Malcolm Turnbull has declared the leadership of the Liberal party vacant, clearing the way for a vote on his leadership.
The prime minister entered the party room with his deputy Julie Bishop amid speculation about his leadership.
The likely challenger, Peter Dutton, attended a leadership meeting with Mr Turnbull earlier on Tuesday.
Despite Mr Turnbull's capitulation to energy policy rebels in his ranks, the expectation his leadership is under threat has grown.
Backers of Mr Dutton, the conservatives' standard-bearer, insist his support levels are building rapidly.
But cabinet minister Christopher Pyne said earlier Mr Dutton had told him the prime minister has his absolute support.
"I'm certain he is telling the truth," he told the Nine Network.
Mr Pyne described his Liberal colleagues stoking leadership tensions as "cowards".
"I think the public would react very negatively to another change of leadership without them having a vote."
A report in The Australian suggests Mr Turnbull has lost confidence of nine Liberal cabinet ministers - half of the Liberal contingent - and Mr Dutton could move as early as Tuesday to challenge.
But the home affairs minister could instead wait until parliament resumes in September.
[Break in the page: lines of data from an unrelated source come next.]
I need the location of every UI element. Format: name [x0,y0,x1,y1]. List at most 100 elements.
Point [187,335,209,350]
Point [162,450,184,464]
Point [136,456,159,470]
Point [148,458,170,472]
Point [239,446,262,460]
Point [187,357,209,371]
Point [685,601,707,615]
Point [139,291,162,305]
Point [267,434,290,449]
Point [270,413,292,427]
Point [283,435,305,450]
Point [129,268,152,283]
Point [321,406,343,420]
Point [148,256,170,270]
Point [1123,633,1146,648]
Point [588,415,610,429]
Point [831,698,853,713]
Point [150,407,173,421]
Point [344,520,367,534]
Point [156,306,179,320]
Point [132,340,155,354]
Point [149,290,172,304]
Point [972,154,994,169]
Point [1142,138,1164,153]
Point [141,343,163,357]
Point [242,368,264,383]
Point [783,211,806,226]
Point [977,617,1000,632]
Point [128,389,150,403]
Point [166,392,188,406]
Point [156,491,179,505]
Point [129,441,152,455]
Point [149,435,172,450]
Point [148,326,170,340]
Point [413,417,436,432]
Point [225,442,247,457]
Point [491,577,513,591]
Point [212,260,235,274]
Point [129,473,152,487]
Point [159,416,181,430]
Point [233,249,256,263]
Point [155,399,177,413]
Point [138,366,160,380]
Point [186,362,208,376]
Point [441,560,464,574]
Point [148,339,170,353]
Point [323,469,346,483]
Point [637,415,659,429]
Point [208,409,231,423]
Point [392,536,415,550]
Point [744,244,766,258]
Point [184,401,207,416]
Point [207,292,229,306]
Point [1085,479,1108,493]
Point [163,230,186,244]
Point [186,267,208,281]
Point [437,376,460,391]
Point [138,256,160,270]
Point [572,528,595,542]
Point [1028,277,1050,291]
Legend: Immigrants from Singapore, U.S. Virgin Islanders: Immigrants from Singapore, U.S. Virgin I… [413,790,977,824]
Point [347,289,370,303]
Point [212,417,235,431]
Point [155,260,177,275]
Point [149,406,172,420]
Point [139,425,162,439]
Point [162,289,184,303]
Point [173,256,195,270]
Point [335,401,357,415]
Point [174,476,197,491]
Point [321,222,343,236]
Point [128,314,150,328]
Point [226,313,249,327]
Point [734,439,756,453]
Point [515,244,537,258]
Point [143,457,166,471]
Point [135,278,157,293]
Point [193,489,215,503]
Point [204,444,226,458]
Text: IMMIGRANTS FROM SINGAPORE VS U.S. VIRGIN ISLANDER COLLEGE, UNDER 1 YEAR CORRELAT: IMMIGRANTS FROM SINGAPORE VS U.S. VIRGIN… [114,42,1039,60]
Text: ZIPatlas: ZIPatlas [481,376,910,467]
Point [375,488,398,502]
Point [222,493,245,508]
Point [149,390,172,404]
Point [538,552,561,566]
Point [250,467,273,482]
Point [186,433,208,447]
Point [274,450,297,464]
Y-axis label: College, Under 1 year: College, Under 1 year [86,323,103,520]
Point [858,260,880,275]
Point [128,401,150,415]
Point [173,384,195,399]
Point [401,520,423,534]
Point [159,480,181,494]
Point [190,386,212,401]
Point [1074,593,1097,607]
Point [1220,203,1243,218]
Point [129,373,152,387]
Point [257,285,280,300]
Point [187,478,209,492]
Mr Dutton's camp believes it could get to the 43 votes needed to oust Mr Turnbull, but the prime minister's backers says he still had majority partyroom support.
Fellow MPs from Mr Dutton's home state of Queensland are also understood to have been encouraged to turn on Mr Turnbull.
Small Business Minister Craig Laundy warns that would go down like a lead balloon.
"If we are fighting amongst ourselves, guess what, when the voters go to the election, they'll mark us down as they should," Mr Laundy said.
"They want us to know that we should be concentrating on the things that are important to them."
Liberal backbencher Tim Wilson acknowledged the numbers were being counted in the party room.
"I don't actually expect a challenge today, but we'll wait and see," he told the ABC on Tuesday.
Mr Turnbull told reporters earlier on Monday he had the confidence of Mr Dutton, the cabinet and the partyroom.
Adding to the prime minister's woes are a string of poor poll results.
The coalition has lagged Labor in 38 successive Newspolls, eight more than Tony Abbott's record. However, Mr Turnbull has consistently rated higher than Bill Shorten as preferred prime minister.
Labor frontbencher Anthony Albanese said the prime minister should call an election, if he survives the week.
"I think that would be a good thing for the nation, because something has to change, this is chaos in the parliament at the moment," Mr Albanese told Sky News.